Обращаться к тому, чей слух полон шумом народного восторга и словами божественного повеления, с проповедью сдержанности и осторожности - дело напрасное. Скоро Лютер почти перестает слышать Эразма, он ему больше не нужен. Неумолимым железным шагом он совершает свой исторический путь.
Но в то же самое время и с той же настойчивостью, как к Лютеру, обращается Эразм к противной стороне - к епископам, князьям и владыкам, предостерегая их от поспешной жестокости в отношении Лютера. Он видит, что здесь тоже постарался его давний враг, фанатизм, никогда не желающий признавать своих ошибок. Он предупреждает, что отлучение было бы, пожалуй, слишком резким шагом, что Лютер вообще человек исключительно честный и его образ жизни в целом достоин похвалы. Конечно, Лютер выразил сомнение относительно индульгенций, но и другие до него позволяли себе смелые высказывания на сей счет. "Не всякое заблуждение уже есть ересь", напоминает великий посредник и оправдывает своего злейшего противника Лютера: "Многое он написал скорей опрометчиво, нежели с дурным умыслом". В таких случаях незачем тотчас кричать о костре и обвинять в ереси каждого, кто внушает подозрения.

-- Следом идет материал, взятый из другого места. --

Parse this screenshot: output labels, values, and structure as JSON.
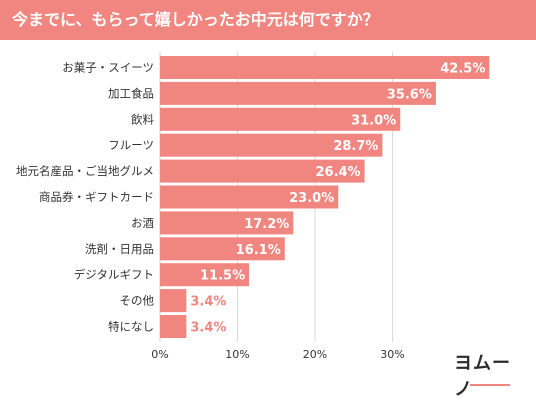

Не благоразумней ли предостеречь Лютера и вразумить его, чем поносить и злить? "Лучше всего для примирения, - пишет он кардиналу Кампеджо, - было бы, если папа от каждой стороны потребовал бы публичного изложения взглядов. Это помогло бы избежать злонамеренных передержек и смягчить сумасбродство речей и писаний". Снова и снова настаивает миролюбец на примирительном церковном соборе, советует спорящим доверительно изложить свои тезисы в кругу ученых церковников, что могло бы привести к "взаимопониманию, достойному христианского духа".